Many also remain at the club. Athletic are unique in that they limit themselves to only being able to select and play Basque players, and that leads to a policy of retaining talent through big contracts and high release clauses, as Bayern Munich and Manchester United found out when they signed Javi Martinez and Ander Herrera, respectively.

Key players: Javi Martinez, Oscar de Marcos, Mikel San Jose, Ander Iturraspe, Markel Susaeta, Ander Herrera, Iker Munian.

Borussia Dortmund (2008-13)

Jurgen Klopp would win two Bundesliga titles and a DFB-Pokal cup during his seven-year spell in charge at the Westfalonstadion with young players a key part of his plans for fast, aggressive, attacking football.

He eventually became the biggest victim of his own success as Dortmund’s squad became stripped of at least one star player every summer, including many of their up-and-coming new faces who could, he argued, have left sooner than may have been best – for club and player.

Both Nuri Sahin and Shinji Kagawa soon regretted their moves to Real Madrid and Manchester United while Bayern Munich’s readiness to meet release clauses or patiently wait for contracts to be run down led to Klopp being forced to watch on as his title rivals strengthened their options by weakening his squad.

During the period that came before all of these departures, however, Dortmund were one of the most popular second sides in Europe, in large part due to the youthful make-up of their strongest teams, and the vigour with which their physicality allowed them to play.

Key players: Mats Hummels, Neven Subotic, Marcel Schmelzer, Sven Bender, Nuri Sahin, Shinji Kagawa, Mario Gotze, Robert Lewandowski.

Leeds United (1998-2002)

At the turn of the century, ambitions were high at Elland Road. David O’Leary was a young, novice manager leading a young, novice team into the Champions League and the Premier League title race.

The football was fast, furious and thrilling, but the true roller coaster action came off the pitch with chairman Peter Ridsdale gambling on his club remaining in Europe’s most elite club competition and borrowing large sums to fund lavish spending in the transfer market to secure more young talent.

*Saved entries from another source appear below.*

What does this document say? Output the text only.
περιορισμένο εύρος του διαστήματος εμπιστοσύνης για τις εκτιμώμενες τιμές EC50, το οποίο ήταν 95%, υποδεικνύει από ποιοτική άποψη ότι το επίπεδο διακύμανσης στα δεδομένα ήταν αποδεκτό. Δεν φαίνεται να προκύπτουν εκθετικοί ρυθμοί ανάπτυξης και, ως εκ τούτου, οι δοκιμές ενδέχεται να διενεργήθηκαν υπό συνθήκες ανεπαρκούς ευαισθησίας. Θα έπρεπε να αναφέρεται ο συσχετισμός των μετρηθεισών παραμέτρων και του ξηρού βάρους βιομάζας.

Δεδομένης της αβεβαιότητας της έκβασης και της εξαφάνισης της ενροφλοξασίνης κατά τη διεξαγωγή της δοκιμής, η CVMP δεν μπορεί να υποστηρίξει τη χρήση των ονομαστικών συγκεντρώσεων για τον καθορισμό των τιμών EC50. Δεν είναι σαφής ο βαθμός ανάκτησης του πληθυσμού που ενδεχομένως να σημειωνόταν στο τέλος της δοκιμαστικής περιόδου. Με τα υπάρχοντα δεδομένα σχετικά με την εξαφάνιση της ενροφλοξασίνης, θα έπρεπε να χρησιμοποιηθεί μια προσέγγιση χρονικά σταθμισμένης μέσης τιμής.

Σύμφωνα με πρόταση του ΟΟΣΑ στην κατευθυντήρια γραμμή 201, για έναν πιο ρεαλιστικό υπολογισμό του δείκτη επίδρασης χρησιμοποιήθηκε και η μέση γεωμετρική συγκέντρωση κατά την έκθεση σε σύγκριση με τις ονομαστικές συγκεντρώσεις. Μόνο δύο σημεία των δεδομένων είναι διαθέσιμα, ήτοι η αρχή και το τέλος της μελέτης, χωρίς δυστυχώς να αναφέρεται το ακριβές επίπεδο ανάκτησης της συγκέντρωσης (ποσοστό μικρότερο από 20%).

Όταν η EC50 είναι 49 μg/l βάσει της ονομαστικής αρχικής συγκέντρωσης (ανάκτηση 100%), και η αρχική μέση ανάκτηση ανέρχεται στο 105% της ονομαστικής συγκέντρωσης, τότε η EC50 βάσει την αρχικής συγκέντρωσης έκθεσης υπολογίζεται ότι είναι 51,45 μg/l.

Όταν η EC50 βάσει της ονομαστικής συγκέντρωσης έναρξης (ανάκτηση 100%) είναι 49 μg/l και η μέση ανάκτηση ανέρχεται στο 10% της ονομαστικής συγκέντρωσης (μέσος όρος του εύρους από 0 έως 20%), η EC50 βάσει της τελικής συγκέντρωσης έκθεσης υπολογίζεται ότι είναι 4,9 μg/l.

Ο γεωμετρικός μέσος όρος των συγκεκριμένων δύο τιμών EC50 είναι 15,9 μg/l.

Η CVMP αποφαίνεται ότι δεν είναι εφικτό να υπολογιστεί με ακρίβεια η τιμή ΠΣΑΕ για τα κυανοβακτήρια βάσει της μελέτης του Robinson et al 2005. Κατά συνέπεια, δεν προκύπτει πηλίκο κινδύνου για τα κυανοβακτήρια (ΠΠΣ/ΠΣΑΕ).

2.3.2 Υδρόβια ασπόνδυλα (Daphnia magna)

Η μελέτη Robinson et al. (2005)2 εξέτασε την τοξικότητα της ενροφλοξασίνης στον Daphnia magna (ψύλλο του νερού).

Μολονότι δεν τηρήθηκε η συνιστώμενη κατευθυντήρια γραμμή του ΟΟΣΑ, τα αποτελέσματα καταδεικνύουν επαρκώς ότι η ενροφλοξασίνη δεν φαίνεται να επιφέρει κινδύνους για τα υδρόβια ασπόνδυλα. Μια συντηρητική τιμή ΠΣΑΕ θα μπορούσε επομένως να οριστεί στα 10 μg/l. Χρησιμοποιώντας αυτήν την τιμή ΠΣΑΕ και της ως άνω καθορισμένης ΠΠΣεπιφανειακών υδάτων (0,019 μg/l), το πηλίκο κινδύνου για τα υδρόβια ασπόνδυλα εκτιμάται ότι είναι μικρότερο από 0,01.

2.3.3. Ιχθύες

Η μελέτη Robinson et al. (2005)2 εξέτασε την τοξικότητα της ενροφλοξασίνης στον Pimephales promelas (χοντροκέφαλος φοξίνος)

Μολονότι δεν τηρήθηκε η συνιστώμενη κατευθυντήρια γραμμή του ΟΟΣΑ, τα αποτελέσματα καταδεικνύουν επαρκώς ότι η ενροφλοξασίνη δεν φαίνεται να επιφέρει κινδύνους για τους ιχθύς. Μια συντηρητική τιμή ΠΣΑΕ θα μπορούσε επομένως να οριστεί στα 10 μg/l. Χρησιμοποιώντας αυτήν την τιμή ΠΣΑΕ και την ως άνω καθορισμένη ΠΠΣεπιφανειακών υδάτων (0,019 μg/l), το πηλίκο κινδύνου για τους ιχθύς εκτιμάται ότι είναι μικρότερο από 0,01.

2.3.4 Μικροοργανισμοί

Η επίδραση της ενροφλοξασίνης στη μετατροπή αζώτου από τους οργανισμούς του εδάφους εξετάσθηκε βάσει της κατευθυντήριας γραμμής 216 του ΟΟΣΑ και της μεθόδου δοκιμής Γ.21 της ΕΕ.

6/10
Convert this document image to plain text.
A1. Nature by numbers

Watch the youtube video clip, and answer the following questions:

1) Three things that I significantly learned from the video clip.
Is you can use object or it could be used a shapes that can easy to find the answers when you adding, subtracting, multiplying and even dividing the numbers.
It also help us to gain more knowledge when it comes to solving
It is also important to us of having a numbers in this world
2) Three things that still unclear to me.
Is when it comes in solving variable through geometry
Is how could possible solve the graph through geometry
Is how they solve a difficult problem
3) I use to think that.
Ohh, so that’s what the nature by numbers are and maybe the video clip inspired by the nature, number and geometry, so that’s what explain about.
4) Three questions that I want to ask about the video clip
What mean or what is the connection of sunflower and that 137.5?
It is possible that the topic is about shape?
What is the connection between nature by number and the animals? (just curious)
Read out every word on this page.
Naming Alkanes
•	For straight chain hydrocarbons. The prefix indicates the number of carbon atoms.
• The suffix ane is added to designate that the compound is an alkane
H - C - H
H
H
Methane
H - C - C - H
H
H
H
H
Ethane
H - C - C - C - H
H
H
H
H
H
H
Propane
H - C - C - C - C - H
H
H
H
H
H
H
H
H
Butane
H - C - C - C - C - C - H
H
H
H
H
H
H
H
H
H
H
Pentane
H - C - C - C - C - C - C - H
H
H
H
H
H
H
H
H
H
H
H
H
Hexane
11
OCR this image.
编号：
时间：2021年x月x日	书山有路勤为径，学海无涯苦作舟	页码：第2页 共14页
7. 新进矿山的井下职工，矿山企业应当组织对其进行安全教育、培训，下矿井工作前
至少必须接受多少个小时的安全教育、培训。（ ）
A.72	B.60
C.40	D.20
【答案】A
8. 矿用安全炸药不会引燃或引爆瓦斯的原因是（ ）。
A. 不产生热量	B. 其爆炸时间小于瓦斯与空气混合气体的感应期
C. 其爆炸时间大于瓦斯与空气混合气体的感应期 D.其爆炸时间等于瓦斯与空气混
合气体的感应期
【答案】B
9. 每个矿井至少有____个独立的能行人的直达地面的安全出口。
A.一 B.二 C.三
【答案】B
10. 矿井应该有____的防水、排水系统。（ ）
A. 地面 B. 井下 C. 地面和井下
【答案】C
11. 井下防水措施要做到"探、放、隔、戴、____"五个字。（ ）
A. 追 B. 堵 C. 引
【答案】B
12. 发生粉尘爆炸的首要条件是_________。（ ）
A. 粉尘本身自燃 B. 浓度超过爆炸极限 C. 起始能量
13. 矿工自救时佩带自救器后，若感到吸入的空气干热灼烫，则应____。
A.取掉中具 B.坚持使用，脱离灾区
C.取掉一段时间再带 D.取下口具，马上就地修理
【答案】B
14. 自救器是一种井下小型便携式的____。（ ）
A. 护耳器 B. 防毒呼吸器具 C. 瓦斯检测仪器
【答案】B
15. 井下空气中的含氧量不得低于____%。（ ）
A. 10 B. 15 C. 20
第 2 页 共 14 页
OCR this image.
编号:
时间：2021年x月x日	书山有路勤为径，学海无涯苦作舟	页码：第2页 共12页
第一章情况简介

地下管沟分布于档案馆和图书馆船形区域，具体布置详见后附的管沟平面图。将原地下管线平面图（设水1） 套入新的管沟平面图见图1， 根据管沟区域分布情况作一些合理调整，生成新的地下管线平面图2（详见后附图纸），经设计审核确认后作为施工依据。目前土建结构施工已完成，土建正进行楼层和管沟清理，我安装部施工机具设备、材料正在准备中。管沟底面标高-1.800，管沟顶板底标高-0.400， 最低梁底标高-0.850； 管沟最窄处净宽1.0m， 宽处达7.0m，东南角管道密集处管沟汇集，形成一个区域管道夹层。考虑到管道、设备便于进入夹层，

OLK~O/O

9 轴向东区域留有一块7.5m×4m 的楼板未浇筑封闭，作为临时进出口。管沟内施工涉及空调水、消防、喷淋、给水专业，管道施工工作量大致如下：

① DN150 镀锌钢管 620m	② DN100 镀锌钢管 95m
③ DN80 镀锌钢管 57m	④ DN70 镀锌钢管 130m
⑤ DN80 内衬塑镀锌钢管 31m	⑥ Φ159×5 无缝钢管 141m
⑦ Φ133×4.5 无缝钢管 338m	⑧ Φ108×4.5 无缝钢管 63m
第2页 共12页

It was a plan that backfired spectacularly and as Leeds slipped out of the Champions League spots, their finances went into meltdown. They eventually suffered back-to-back relegations into the English third tier following a fire sale of the playing staff in an attempt to cut their losses.

Key players: Jonathan Woodgate, Rio Ferdinand, Stephen McPhail, Alan Smith, Harry Kewell, Ian Harte, Lee Bowyer, Eirik Bakke, Michael Bridges, Danny Mills, Darren Huckerby.

Manchester United (1994-2001)

If Sir Matt Busby had the Busby Babes then Sir Alex Ferguson had Fergie’s Fledglings. Alliteration was always a strong suit at Old Trafford, clearly.

Yet in truth, there were two teams that came to be dubbed as the “Fledglings”. The label was first used in the late 1980s and early 1990s to describe the influx of young talent into the first team squad, represented by players such as Clayton Blackmore, Lee Sharpe and Mark Robins.

It was the second side to take on the title that truly took off, however. From the summer of 1994 onward, United came to depend upon a homegrown nucleus that would eventually lead them to winning the first-ever treble in English football and an impressive five league titles in six years.

The so-called “Class of ’92” grew up alongside each other on and off the pitch as they became key players in the first team until a new influence in foreign signings changed the dynamic of the side. A perfect example of what can happen for a club if their young players stick together.

Key players: Gary Neville, Phil Neville, David Beckham, Nicky Butt, Paul Scholes, Ryan Giggs, Wes Brown.